Implant removal with the new non-invasive method was completely successful in all but one (96.8 %) patient. Since in this single case the triangular head fractured at a very high-MRT level of 300.1 Ncm, the use of a torque control gauge might be advantageous to avoid implant head fracture. The mean MRT of successful palatal implant removal was 148.6±63.2Ncm, but it must be stressed that a large spectrum was observed (minimum 31.5Ncm, maximum 272.8Ncm). This obvious heterogeneity underlines the importance to investigate possible influencing factors.
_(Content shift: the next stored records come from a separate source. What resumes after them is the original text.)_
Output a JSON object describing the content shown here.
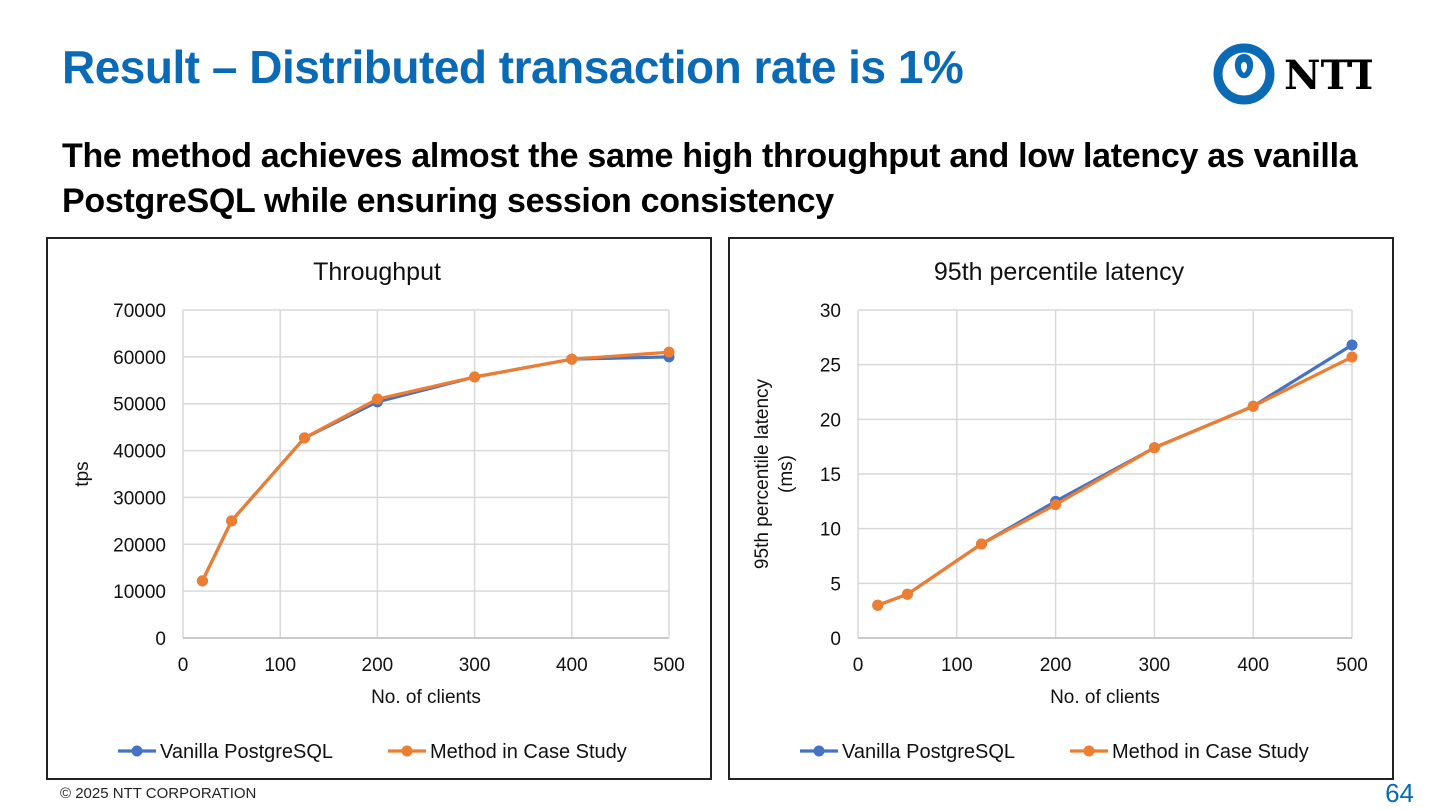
{
  "slide": {
    "title": "Result – Distributed transaction rate is 1%",
    "subtitle": "The method achieves almost the same high throughput and low latency as vanilla PostgreSQL while ensuring session consistency",
    "logo_text": "NTT",
    "footer": "© 2025 NTT CORPORATION",
    "page_number": "64",
    "colors": {
      "title": "#0a6ab6",
      "series_vanilla": "#4472c4",
      "series_method": "#ed7d31",
      "grid": "#d9d9d9"
    }
  },
  "chart_data": [
    {
      "type": "line",
      "title": "Throughput",
      "xlabel": "No. of clients",
      "ylabel": "tps",
      "x": [
        20,
        50,
        125,
        200,
        300,
        400,
        500
      ],
      "xlim": [
        0,
        500
      ],
      "ylim": [
        0,
        70000
      ],
      "xticks": [
        0,
        100,
        200,
        300,
        400,
        500
      ],
      "yticks": [
        0,
        10000,
        20000,
        30000,
        40000,
        50000,
        60000,
        70000
      ],
      "grid": true,
      "legend": "bottom",
      "series": [
        {
          "name": "Vanilla PostgreSQL",
          "color": "#4472c4",
          "values": [
            12200,
            25000,
            42700,
            50400,
            55700,
            59500,
            60000
          ]
        },
        {
          "name": "Method in Case Study",
          "color": "#ed7d31",
          "values": [
            12200,
            25000,
            42700,
            51000,
            55700,
            59500,
            61000
          ]
        }
      ]
    },
    {
      "type": "line",
      "title": "95th percentile latency",
      "xlabel": "No. of clients",
      "ylabel": "95th percentile latency (ms)",
      "ylabel_lines": [
        "95th percentile latency",
        "(ms)"
      ],
      "x": [
        20,
        50,
        125,
        200,
        300,
        400,
        500
      ],
      "xlim": [
        0,
        500
      ],
      "ylim": [
        0,
        30
      ],
      "xticks": [
        0,
        100,
        200,
        300,
        400,
        500
      ],
      "yticks": [
        0,
        5,
        10,
        15,
        20,
        25,
        30
      ],
      "grid": true,
      "legend": "bottom",
      "series": [
        {
          "name": "Vanilla PostgreSQL",
          "color": "#4472c4",
          "values": [
            3.0,
            4.0,
            8.6,
            12.5,
            17.4,
            21.2,
            26.8
          ]
        },
        {
          "name": "Method in Case Study",
          "color": "#ed7d31",
          "values": [
            3.0,
            4.0,
            8.6,
            12.2,
            17.4,
            21.2,
            25.7
          ]
        }
      ]
    }
  ]
}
To the best of our knowledge, only one prospective study on prosthetic implant removal has been published. Explanation reasons were periimplantitis, fracture, or malpositioning [1]. Explantation was performed by application of counter-clockwise torque using a dedicated extraction kit (BTI Biotechnology Institute, Vitoria, Spain) to break the implant–bone union. Only in cases where the torque wrench opened (the maximum of wrench torque was set at 200 Ncm), the extraction assembly was removed and specialized trephine burs were employed to cut into the first 3 to 4 mm of implant-bone contact. The mean removal torque for explantations of implants without using the trephine method was 146 ± 5 Ncm. Well aware of the due caution that must be exercised when comparing this study to our results, it is nevertheless of interest to note that the mean unscrewing MRT were very similar. Anitua and colleagues failed to present data on the dimensions of the explanted implants (length, diameter), gender, or loading time, all this further restricts the validity of the comparison. Probably of modest scientific value is the report of three implants removed in a human volunteer by reverse torque to failure at torque levels between 45 and 58 Ncm [19], which is in the lower range of the present data.
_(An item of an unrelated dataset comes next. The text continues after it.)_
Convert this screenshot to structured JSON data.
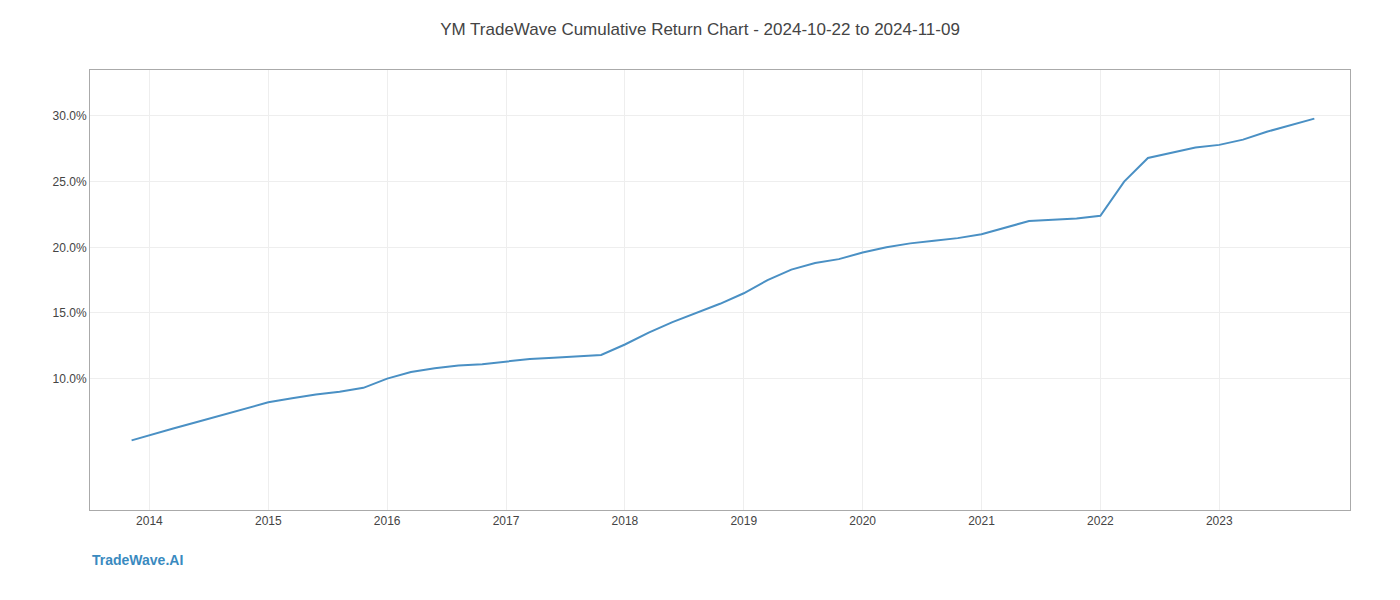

Our results clearly demonstrate that unscrewing MRT were significantly higher in male (182.0±63.0 Ncm) than in female patients (112.8±40.8Ncm). It is probably not erroneous to assume that this disparity is associated to the gender variation known in palatal bone thickness and density [24].
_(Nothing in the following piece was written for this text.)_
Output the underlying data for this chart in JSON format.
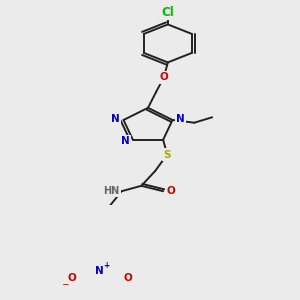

Perhaps somewhat surprisingly, the type of suprastructure loading (active mesializer or distalizer versus passive loading) did not have any significant effect on the measured MRT. Yet a certain trend in the data can be discerned: Implants actively loaded tended to necessitate higher MRT. It is fair to assume that the underlying reason might be associated to a higher degree of osseointegration which might have evolved during active loading. This observed tendency seems to be in accordance with previous investigations indicating that bone tissue turnover as well as the density of the alveolar bone is higher adjacent to loaded implants compared to unloaded implants [14] and might thus confirm the hypothesis posted by Frost which stipulates that mechanical agents adopt an important role in bone metabolism [7]. The importance of bone metabolism is probably mirrored in the scatterplot visualizing the explantation torque in relation to age. Although no correlation between MRT and age could be disclosed, a certain trend was evident. Here too, an association between bone density (i.e. greater brittleness with age) and higher unscrewing torque might be speculated. Of no discernible impact on explantation torque were the use of local anaesthetics and the removal direction (clockwise versus anti-clockwise). The latter demands interpretation. Assuming successful osseointegration, unscrewing the implant causes a breakage, either at the implant-bone interface or fully within the adjacent bone. Histological investigation on the exact anatomical region of breakage would certainly help to understand why rotational direction does seemingly not affect the required MRT.